When the cast of your show is described as a group of know-it-all geniuses, writing the script becomes a minefield of inaccuracies that could truly sell the characters short. It’s possible that The Big Bang Theory‘s Sheldon could misquote the rules of feeding Mogwai after midnight in the movie Gremlins (“The Pirate Solution”), but hearing Amy explain that the Viennese Danish was invented in Denmark makes it clear that another fact-checker was needed on set. But even within the show’s history, the writers have forgotten, or simply ignored prior storylines. As just one example, the hypochondriac Leonard can’t drink wine (“The Good Guy Fluctuation”), except for the times he does. And even more dramatically, Sheldon tells Penny early on in the series that none of his roommates know how to dance (“The Dumpling Paradox”), later breaking out his best moves that he apparently mastered in his youth (“The Agreement Dissection”). The cast may claim to have flawless memories, but it seems the writers can’t keep up.


When series creator Vince Gilligan decided to set his tale of a chemistry teacher turned drug kingpin in the year 2007, he did it knowing that some pop culture references would be off the table. For most of Breaking Bad‘s run, the timeline was simple enough to follow, with time in the show passing much slower. But that led to one particular mistake in the show’s fifth season, when a character made a direct reference to the death of Osama bin Laden (“Gliding Over All”). Unfortunately, the show was still set in 2010 at the latest – several months before bin Laden’s death took place. The creator had to admit it was a mistake, but in a show with so few, it can be forgiven.

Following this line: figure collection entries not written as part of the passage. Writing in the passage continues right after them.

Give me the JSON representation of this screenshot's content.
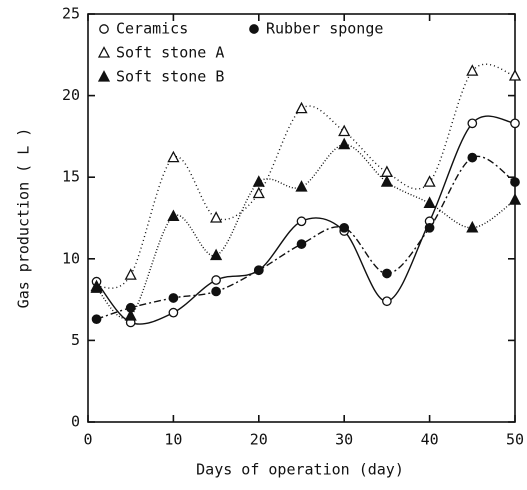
{
  "chart_data": {
    "type": "line",
    "x_label": "Days of operation (day)",
    "y_label": "Gas production ( L )",
    "x": [
      1,
      5,
      10,
      15,
      20,
      25,
      30,
      35,
      40,
      45,
      50
    ],
    "xlim": [
      0,
      50
    ],
    "xticks": [
      0,
      10,
      20,
      30,
      40,
      50
    ],
    "ylim": [
      0,
      25
    ],
    "yticks": [
      0,
      5,
      10,
      15,
      20,
      25
    ],
    "series": [
      {
        "name": "Ceramics",
        "color": "#111111",
        "marker": "circle-open",
        "dash": "none",
        "values": [
          8.6,
          6.1,
          6.7,
          8.7,
          9.3,
          12.3,
          11.7,
          7.4,
          12.3,
          18.3,
          18.3
        ]
      },
      {
        "name": "Rubber sponge",
        "color": "#111111",
        "marker": "circle-filled",
        "dash": "7 3 2 3",
        "values": [
          6.3,
          7.0,
          7.6,
          8.0,
          9.3,
          10.9,
          11.9,
          9.1,
          11.9,
          16.2,
          14.7
        ]
      },
      {
        "name": "Soft stone A",
        "color": "#111111",
        "marker": "triangle-open",
        "dash": "1 3",
        "values": [
          8.3,
          9.0,
          16.2,
          12.5,
          14.0,
          19.2,
          17.8,
          15.3,
          14.7,
          21.5,
          21.2
        ]
      },
      {
        "name": "Soft stone B",
        "color": "#111111",
        "marker": "triangle-filled",
        "dash": "1 2",
        "values": [
          8.2,
          6.5,
          12.6,
          10.2,
          14.7,
          14.4,
          17.0,
          14.7,
          13.4,
          11.9,
          13.6
        ]
      }
    ]
  }
}
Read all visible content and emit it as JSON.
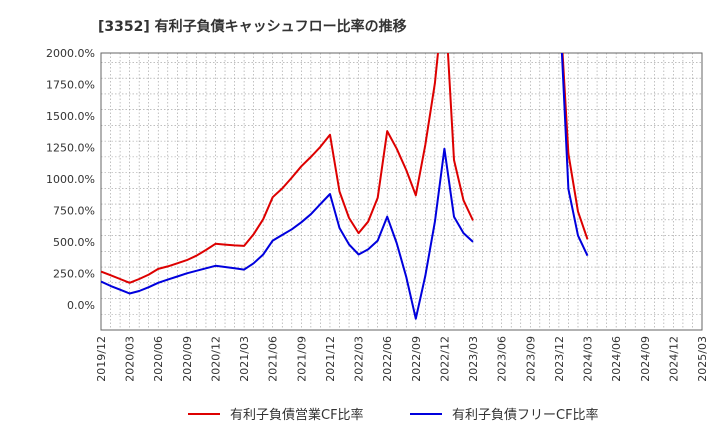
{
  "chart_data": {
    "type": "line",
    "title": "[3352]  有利子負債キャッシュフロー比率の推移",
    "xlabel": "",
    "ylabel": "",
    "ylim": [
      -200,
      2000
    ],
    "yticks": [
      0,
      250,
      500,
      750,
      1000,
      1250,
      1500,
      1750,
      2000
    ],
    "ytick_labels": [
      "0.0%",
      "250.0%",
      "500.0%",
      "750.0%",
      "1000.0%",
      "1250.0%",
      "1500.0%",
      "1750.0%",
      "2000.0%"
    ],
    "xtick_labels": [
      "2019/12",
      "2020/03",
      "2020/06",
      "2020/09",
      "2020/12",
      "2021/03",
      "2021/06",
      "2021/09",
      "2021/12",
      "2022/03",
      "2022/06",
      "2022/09",
      "2022/12",
      "2023/03",
      "2023/06",
      "2023/09",
      "2023/12",
      "2024/03",
      "2024/06",
      "2024/09",
      "2024/12",
      "2025/03"
    ],
    "grid": true,
    "legend_position": "bottom",
    "series": [
      {
        "name": "有利子負債営業CF比率",
        "color": "#dd0000",
        "points": [
          [
            "2019/12",
            265
          ],
          [
            "2020/01",
            235
          ],
          [
            "2020/02",
            205
          ],
          [
            "2020/03",
            175
          ],
          [
            "2020/04",
            205
          ],
          [
            "2020/05",
            240
          ],
          [
            "2020/06",
            285
          ],
          [
            "2020/07",
            305
          ],
          [
            "2020/08",
            330
          ],
          [
            "2020/09",
            355
          ],
          [
            "2020/10",
            390
          ],
          [
            "2020/11",
            435
          ],
          [
            "2020/12",
            485
          ],
          [
            "2021/01",
            478
          ],
          [
            "2021/02",
            472
          ],
          [
            "2021/03",
            468
          ],
          [
            "2021/04",
            560
          ],
          [
            "2021/05",
            680
          ],
          [
            "2021/06",
            855
          ],
          [
            "2021/07",
            925
          ],
          [
            "2021/08",
            1010
          ],
          [
            "2021/09",
            1100
          ],
          [
            "2021/10",
            1175
          ],
          [
            "2021/11",
            1255
          ],
          [
            "2021/12",
            1350
          ],
          [
            "2022/01",
            900
          ],
          [
            "2022/02",
            690
          ],
          [
            "2022/03",
            570
          ],
          [
            "2022/04",
            660
          ],
          [
            "2022/05",
            850
          ],
          [
            "2022/06",
            1380
          ],
          [
            "2022/07",
            1240
          ],
          [
            "2022/08",
            1070
          ],
          [
            "2022/09",
            870
          ],
          [
            "2022/10",
            1270
          ],
          [
            "2022/11",
            1760
          ],
          [
            "2022/12",
            2500
          ],
          [
            "2023/01",
            1150
          ],
          [
            "2023/02",
            830
          ],
          [
            "2023/03",
            670
          ]
        ],
        "points_segment2": [
          [
            "2023/12",
            2500
          ],
          [
            "2024/01",
            1200
          ],
          [
            "2024/02",
            740
          ],
          [
            "2024/03",
            520
          ]
        ]
      },
      {
        "name": "有利子負債フリーCF比率",
        "color": "#0000dd",
        "points": [
          [
            "2019/12",
            185
          ],
          [
            "2020/01",
            150
          ],
          [
            "2020/02",
            120
          ],
          [
            "2020/03",
            90
          ],
          [
            "2020/04",
            110
          ],
          [
            "2020/05",
            140
          ],
          [
            "2020/06",
            175
          ],
          [
            "2020/07",
            200
          ],
          [
            "2020/08",
            225
          ],
          [
            "2020/09",
            250
          ],
          [
            "2020/10",
            270
          ],
          [
            "2020/11",
            290
          ],
          [
            "2020/12",
            310
          ],
          [
            "2021/01",
            300
          ],
          [
            "2021/02",
            290
          ],
          [
            "2021/03",
            280
          ],
          [
            "2021/04",
            330
          ],
          [
            "2021/05",
            400
          ],
          [
            "2021/06",
            510
          ],
          [
            "2021/07",
            555
          ],
          [
            "2021/08",
            600
          ],
          [
            "2021/09",
            655
          ],
          [
            "2021/10",
            720
          ],
          [
            "2021/11",
            800
          ],
          [
            "2021/12",
            880
          ],
          [
            "2022/01",
            610
          ],
          [
            "2022/02",
            480
          ],
          [
            "2022/03",
            400
          ],
          [
            "2022/04",
            440
          ],
          [
            "2022/05",
            510
          ],
          [
            "2022/06",
            700
          ],
          [
            "2022/07",
            490
          ],
          [
            "2022/08",
            220
          ],
          [
            "2022/09",
            -110
          ],
          [
            "2022/10",
            230
          ],
          [
            "2022/11",
            660
          ],
          [
            "2022/12",
            1240
          ],
          [
            "2023/01",
            700
          ],
          [
            "2023/02",
            570
          ],
          [
            "2023/03",
            500
          ]
        ],
        "points_segment2": [
          [
            "2023/12",
            2500
          ],
          [
            "2024/01",
            920
          ],
          [
            "2024/02",
            550
          ],
          [
            "2024/03",
            390
          ]
        ]
      }
    ]
  }
}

For every actor in a given shot, there are dozens of crew members and camera men working just off screen. It’s no surprise then that that some will wander into frame from time to time. Viewers may be shocked to see just how many crew members slip by unnoticed, but one cameraman on the set of Buffy the Vampire Slayer stuck out worse than almost any other. When the show’s fifth season saw Buffy’s longtime nemesis Faith wake from a coma and seek revenge at the Summers house, a fight broke out, with the two Slayers quickly coming to blows. The camera tracks them both as they go tumbling down a staircase, before the opposite angle shows the cameraman responsible for the previous shot, impossible to miss on screen. Different editions of the show have been tweaked to keep him out of frame, but with a cameo this glamorous, we say he deserves a supporting actor credit.

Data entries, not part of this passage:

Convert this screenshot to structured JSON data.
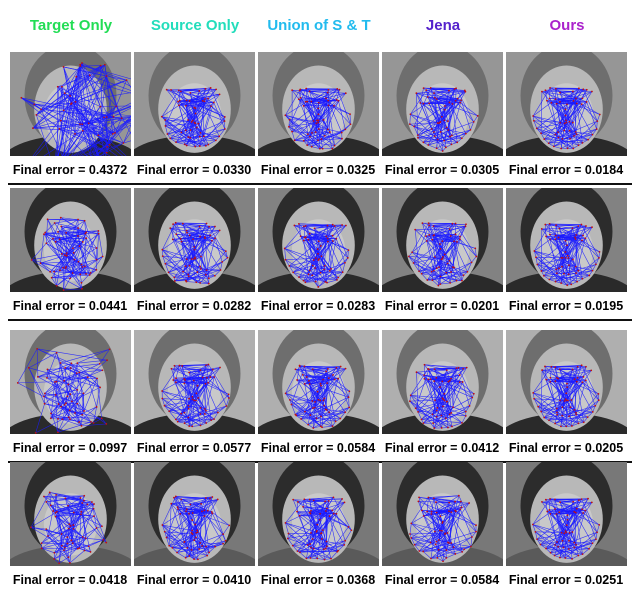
{
  "columns": [
    {
      "label": "Target Only",
      "color": "#22dd55"
    },
    {
      "label": "Source Only",
      "color": "#22ddbb"
    },
    {
      "label": "Union of S & T",
      "color": "#22bbee"
    },
    {
      "label": "Jena",
      "color": "#5522cc"
    },
    {
      "label": "Ours",
      "color": "#aa22cc"
    }
  ],
  "rows": [
    {
      "errors": [
        "Final error = 0.4372",
        "Final error = 0.0330",
        "Final error = 0.0325",
        "Final error = 0.0305",
        "Final error = 0.0184"
      ]
    },
    {
      "errors": [
        "Final error = 0.0441",
        "Final error = 0.0282",
        "Final error = 0.0283",
        "Final error = 0.0201",
        "Final error =  0.0195"
      ]
    },
    {
      "errors": [
        "Final error = 0.0997",
        "Final error = 0.0577",
        "Final error = 0.0584",
        "Final error = 0.0412",
        "Final error = 0.0205"
      ]
    },
    {
      "errors": [
        "Final error = 0.0418",
        "Final error = 0.0410",
        "Final error = 0.0368",
        "Final error = 0.0584",
        "Final error = 0.0251"
      ]
    }
  ],
  "colors": {
    "mesh": "#1a1aff",
    "landmark": "#c01010"
  }
}
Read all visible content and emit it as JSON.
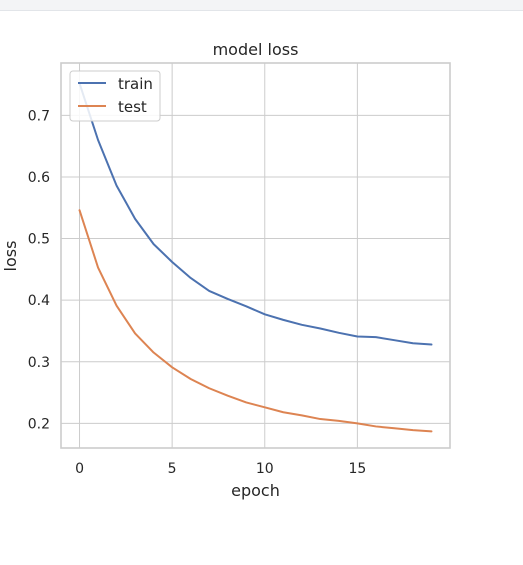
{
  "chart_data": {
    "type": "line",
    "title": "model loss",
    "xlabel": "epoch",
    "ylabel": "loss",
    "x": [
      0,
      1,
      2,
      3,
      4,
      5,
      6,
      7,
      8,
      9,
      10,
      11,
      12,
      13,
      14,
      15,
      16,
      17,
      18,
      19
    ],
    "series": [
      {
        "name": "train",
        "color": "#4c72b0",
        "values": [
          0.752,
          0.66,
          0.586,
          0.532,
          0.491,
          0.462,
          0.436,
          0.415,
          0.402,
          0.39,
          0.377,
          0.368,
          0.36,
          0.354,
          0.347,
          0.341,
          0.34,
          0.335,
          0.33,
          0.328
        ]
      },
      {
        "name": "test",
        "color": "#dd8452",
        "values": [
          0.546,
          0.453,
          0.391,
          0.346,
          0.315,
          0.291,
          0.272,
          0.257,
          0.245,
          0.234,
          0.226,
          0.218,
          0.213,
          0.207,
          0.204,
          0.2,
          0.195,
          0.192,
          0.189,
          0.187
        ]
      }
    ],
    "xlim": [
      -1,
      20
    ],
    "ylim": [
      0.16,
      0.785
    ],
    "xticks": [
      0,
      5,
      10,
      15
    ],
    "yticks": [
      0.2,
      0.3,
      0.4,
      0.5,
      0.6,
      0.7
    ],
    "xtick_labels": [
      "0",
      "5",
      "10",
      "15"
    ],
    "ytick_labels": [
      "0.2",
      "0.3",
      "0.4",
      "0.5",
      "0.6",
      "0.7"
    ],
    "grid": true,
    "legend_position": "top-left"
  }
}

You can’t stay on the air for ten seasons without re-using a few plot lines or jokes. But usually, it isn’t the same characters caught up in them. When Friends‘ Chandler and Monica wind up waiting for a table at an upscale restaurant, she suggests Chandler slip the host a bill slyly concealed inside his palm (“The One With the Holiday Armadillo”). Chandler can’t pull it off, but suspects it was no problem for Monica’s suave ex-boyfriend Richard (Tom Selleck). That’s exactly where she learned the trick – but Chandler should know that. After all, it was Richard who taught both Chandler and Joey to do the same five seasons before (“The One Where Old Yeller Dies”). Chandler forgetting the steps is fine, but the writers feeling such a tiny joke was worth telling twice is the real mystery.


Few sci-fi revivals can claim to be as successful as Battlestar Galactica, with the second season of the series ramping up the tension, stakes, and drama substantially. Character deaths and betrayals were everywhere – apparently, the crew thought viewers wouldn’t notice some hilarious mistakes amid all the chaos. When Helo and the Chief finally let off steam by throwing some punches, they did so with an audience. Why the camera crew visible in the frame was necessary for the shot isn’t clear, but it wasn’t even the most obvious mistake in the season. When President Roslin was re-elected, her campaign staff didn’t even notice the cameraman capturing the moment for viewers to witness back on Earth.